Posts: 981; Member since: Jul 07, 2014

Nonetheless it's a good thing for apple fans because it can be a life saver

6. whatev

Posts: 2260; Member since: Oct 28, 2015

I think the galaxy needs a better protection to be deeper underwater so the user can detonate the explosive feature from a distance and be safer

15. fyah_king unregistered

I could've sworn that an iPhone exploded lt year.

16. fyah_king unregistered

"exploded last year. "

18. Deelron

Posts: 22; Member since: Aug 22, 2016

A punctured one made a lot of news, but even the guy didn't blame anyone (since he fell off a bike and landed int he worst way, the burns were rough).

8. mad360

Posts: 1; Member since: Sep 07, 2016

Don't state it's water tight to that standard if it's only on "paper". Whatever that means. I smell a lawsuit.

19. Bozzor

Posts: 248; Member since: May 02, 2012

Either way, I'm not going to tempt fate: I don't think chlorine in pool water or salt in seawater would do any favors for water resistance over the long term for either phone...and rubber seals would deteriorate also with hot/cold weather exposure, UV light, human sweat etc.
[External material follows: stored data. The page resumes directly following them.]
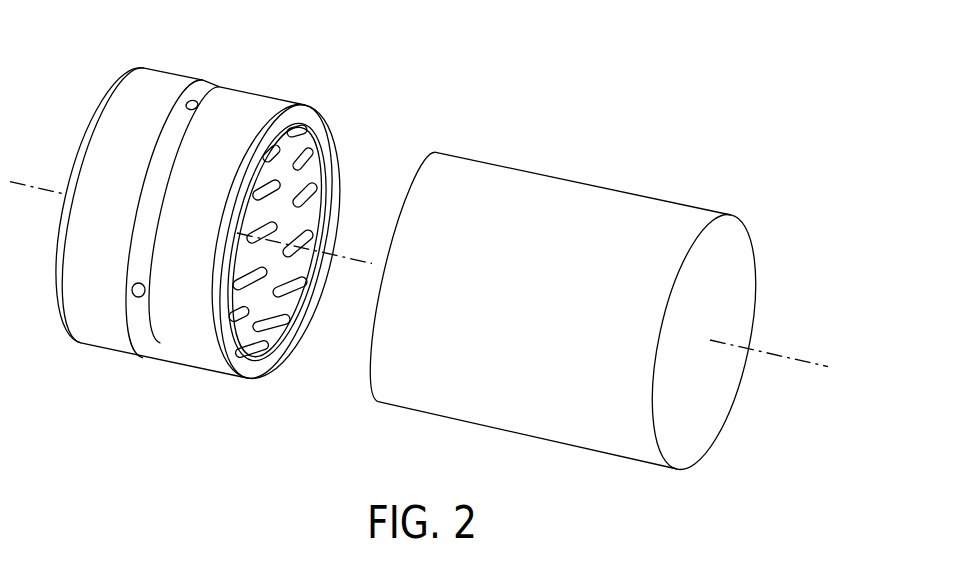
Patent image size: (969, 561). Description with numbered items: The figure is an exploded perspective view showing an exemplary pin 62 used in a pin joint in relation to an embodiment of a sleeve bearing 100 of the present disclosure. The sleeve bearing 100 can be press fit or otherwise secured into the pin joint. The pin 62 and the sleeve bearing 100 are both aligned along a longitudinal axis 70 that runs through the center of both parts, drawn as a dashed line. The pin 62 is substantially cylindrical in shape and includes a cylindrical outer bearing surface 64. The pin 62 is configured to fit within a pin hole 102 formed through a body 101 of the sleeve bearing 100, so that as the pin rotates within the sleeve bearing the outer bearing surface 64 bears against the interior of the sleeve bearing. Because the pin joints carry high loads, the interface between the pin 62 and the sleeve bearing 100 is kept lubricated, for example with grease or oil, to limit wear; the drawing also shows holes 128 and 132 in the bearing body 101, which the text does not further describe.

The sleeve bearing 100 is at (212, 208).
The body 101 is at (103, 157).
The pin hole 102 is at (312, 173).
The hole 128 is at (192, 100).
The hole 132 is at (157, 340).
The pin 62 is at (572, 295).
The cylindrical outer bearing surface 64 is at (563, 428).
The longitudinal axis 70 is at (793, 362).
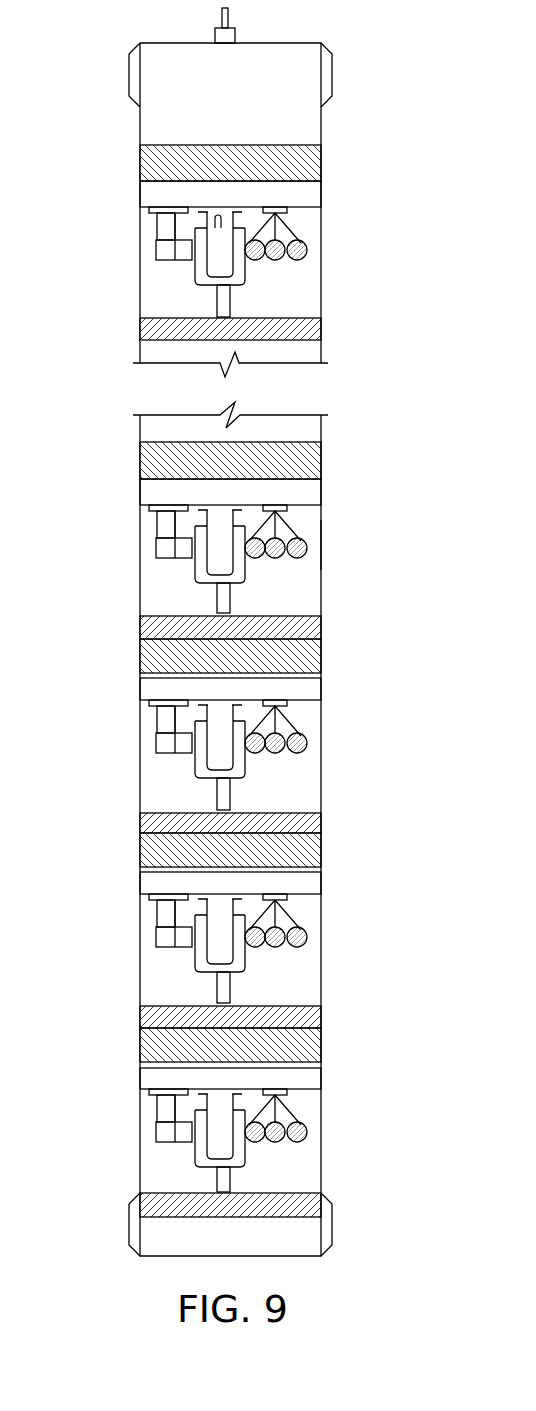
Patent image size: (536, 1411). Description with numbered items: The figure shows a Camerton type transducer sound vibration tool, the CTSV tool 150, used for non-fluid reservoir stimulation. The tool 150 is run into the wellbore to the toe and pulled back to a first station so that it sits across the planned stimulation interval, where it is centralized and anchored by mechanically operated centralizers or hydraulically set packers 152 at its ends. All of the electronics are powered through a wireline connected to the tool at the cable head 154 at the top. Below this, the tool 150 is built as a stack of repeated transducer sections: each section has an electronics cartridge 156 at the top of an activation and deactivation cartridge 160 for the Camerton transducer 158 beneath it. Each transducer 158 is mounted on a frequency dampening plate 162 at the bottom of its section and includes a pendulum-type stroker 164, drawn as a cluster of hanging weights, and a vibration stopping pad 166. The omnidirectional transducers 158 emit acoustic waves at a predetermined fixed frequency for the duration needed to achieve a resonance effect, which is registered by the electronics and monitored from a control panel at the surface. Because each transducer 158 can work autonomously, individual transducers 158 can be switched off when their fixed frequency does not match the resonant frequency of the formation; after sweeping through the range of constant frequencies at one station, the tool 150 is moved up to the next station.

The CTSV tool 150 is at (322, 543).
The packers 152 is at (128, 77).
The cable head 154 is at (222, 13).
The electronics cartridge 156 is at (139, 165).
The Camerton transducer 158 is at (245, 280).
The activation and deactivation cartridge 160 is at (303, 192).
The frequency dampening plate 162 is at (322, 329).
The pendulum-type stroker 164 is at (305, 248).
The vibration stopping pad 166 is at (156, 250).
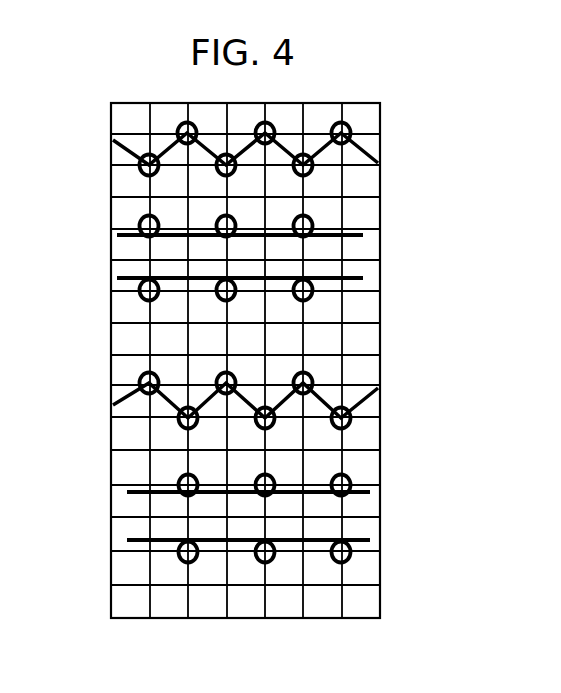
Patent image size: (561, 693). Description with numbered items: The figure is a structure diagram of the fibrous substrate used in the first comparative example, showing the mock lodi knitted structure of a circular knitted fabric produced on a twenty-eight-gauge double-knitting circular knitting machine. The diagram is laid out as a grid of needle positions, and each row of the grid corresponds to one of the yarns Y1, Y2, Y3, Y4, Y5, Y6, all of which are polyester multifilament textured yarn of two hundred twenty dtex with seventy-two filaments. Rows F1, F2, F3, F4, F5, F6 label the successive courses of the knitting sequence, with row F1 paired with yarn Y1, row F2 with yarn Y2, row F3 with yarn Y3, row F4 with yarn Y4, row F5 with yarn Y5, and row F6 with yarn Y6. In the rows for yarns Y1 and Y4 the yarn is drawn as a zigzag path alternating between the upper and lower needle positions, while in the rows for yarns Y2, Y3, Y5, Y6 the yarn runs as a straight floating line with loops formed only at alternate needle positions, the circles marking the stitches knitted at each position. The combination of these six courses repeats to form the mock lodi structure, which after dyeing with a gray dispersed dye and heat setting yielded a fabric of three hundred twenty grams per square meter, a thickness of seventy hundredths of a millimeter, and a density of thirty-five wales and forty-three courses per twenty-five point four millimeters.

The first frame / scan line pattern F1 is at (199, 149).
The second frame / scan line pattern F2 is at (180, 226).
The third frame / scan line pattern F3 is at (180, 294).
The fourth frame / scan line pattern F4 is at (199, 401).
The fifth frame / scan line pattern F5 is at (199, 484).
The sixth frame / scan line pattern F6 is at (199, 549).
The yarn Y1 is at (370, 152).
The yarn Y2 is at (354, 234).
The yarn Y3 is at (354, 280).
The yarn Y4 is at (364, 410).
The yarn Y5 is at (360, 491).
The yarn Y6 is at (358, 541).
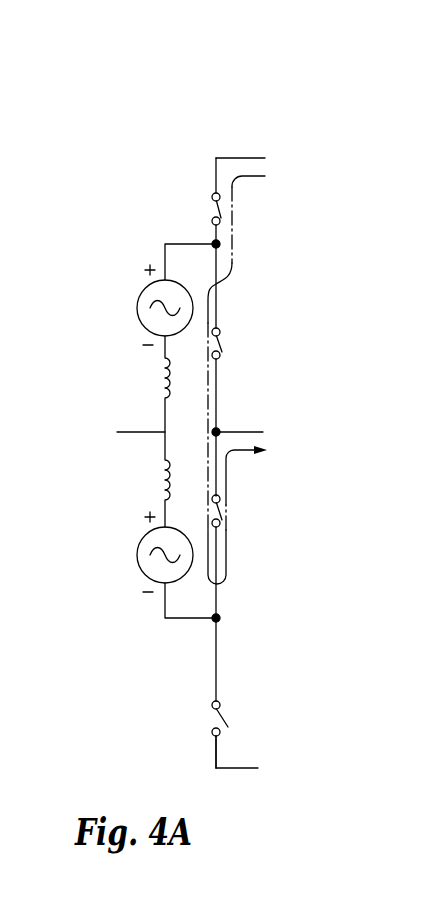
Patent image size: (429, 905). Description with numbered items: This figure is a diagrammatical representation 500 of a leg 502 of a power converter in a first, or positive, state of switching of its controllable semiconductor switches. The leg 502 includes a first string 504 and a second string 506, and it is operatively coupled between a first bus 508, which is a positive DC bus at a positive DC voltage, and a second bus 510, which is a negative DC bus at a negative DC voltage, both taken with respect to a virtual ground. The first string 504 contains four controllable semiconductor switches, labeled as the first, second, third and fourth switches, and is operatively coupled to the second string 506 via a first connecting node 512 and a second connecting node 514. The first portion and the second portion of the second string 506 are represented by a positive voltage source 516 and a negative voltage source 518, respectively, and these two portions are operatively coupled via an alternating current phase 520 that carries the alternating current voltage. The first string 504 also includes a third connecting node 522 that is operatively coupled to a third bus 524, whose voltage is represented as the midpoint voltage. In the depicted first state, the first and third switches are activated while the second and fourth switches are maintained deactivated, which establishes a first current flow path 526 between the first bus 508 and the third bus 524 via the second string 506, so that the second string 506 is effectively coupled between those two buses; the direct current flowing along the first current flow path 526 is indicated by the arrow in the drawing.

The power converter circuit 500 is at (148, 86).
The leg 502 is at (266, 128).
The first string 504 is at (215, 757).
The second string 506 is at (164, 244).
The first bus 508 is at (237, 158).
The second bus 510 is at (245, 768).
The first connecting node 512 is at (214, 243).
The second connecting node 514 is at (218, 616).
The voltage source Vp 516 is at (142, 291).
The voltage source Vn 518 is at (142, 538).
The alternating current phase 520 is at (132, 432).
The third connecting node 522 is at (217, 430).
The third bus 524 is at (243, 432).
The first current flow path 526 is at (233, 253).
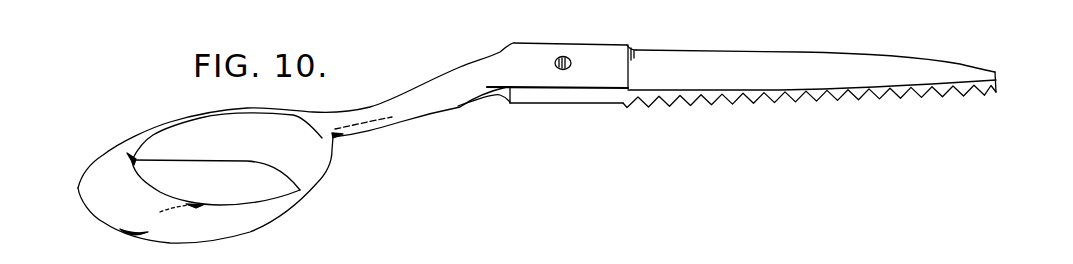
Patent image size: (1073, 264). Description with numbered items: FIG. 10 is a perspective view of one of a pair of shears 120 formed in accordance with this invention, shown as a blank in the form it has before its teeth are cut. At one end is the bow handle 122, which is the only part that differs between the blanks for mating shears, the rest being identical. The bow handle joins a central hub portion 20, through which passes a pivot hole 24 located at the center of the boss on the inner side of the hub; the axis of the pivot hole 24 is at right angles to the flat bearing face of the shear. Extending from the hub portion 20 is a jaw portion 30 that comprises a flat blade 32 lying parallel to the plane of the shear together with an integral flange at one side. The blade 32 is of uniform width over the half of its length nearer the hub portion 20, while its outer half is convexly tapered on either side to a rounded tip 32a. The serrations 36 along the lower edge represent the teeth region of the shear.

But what this does give me is piece of mind in the rain and the drop into a pool, even an aircraft toilet... (don't ask!)

21. RoboticEngi

Posts: 1251; Member since: Dec 03, 2014

Sooooooo many sheep with waterdamaged iphone 7's comming in.....

23. TechieXP1969

Posts: 14967; Member since: Sep 25, 2013

What the users of water-resistant phones need to understand that a lab isn't producing the same water effects as a pool or ocean. In a lab, they are basically dropping a phone into a tank with "still" water. 5' of water in a tank is not the same 5' of water in a lake or ocean. Moving water at 5' creates more pressure than still water at the same depth. The IP rating is against water and dust, but when it comes to water you have to consider pressure. Just like standing in a gallon of water is not the same as having a gallon of water throwing at you from a bucket. If you gonna have your phone in water for a significant amount of time, you should get a case that keeps the phone away from the elements.

24. james2841

Posts: 167; Member since: Dec 10, 2014

I was disappointed that PA did not have a picture of the 2 phones rubber gaskets.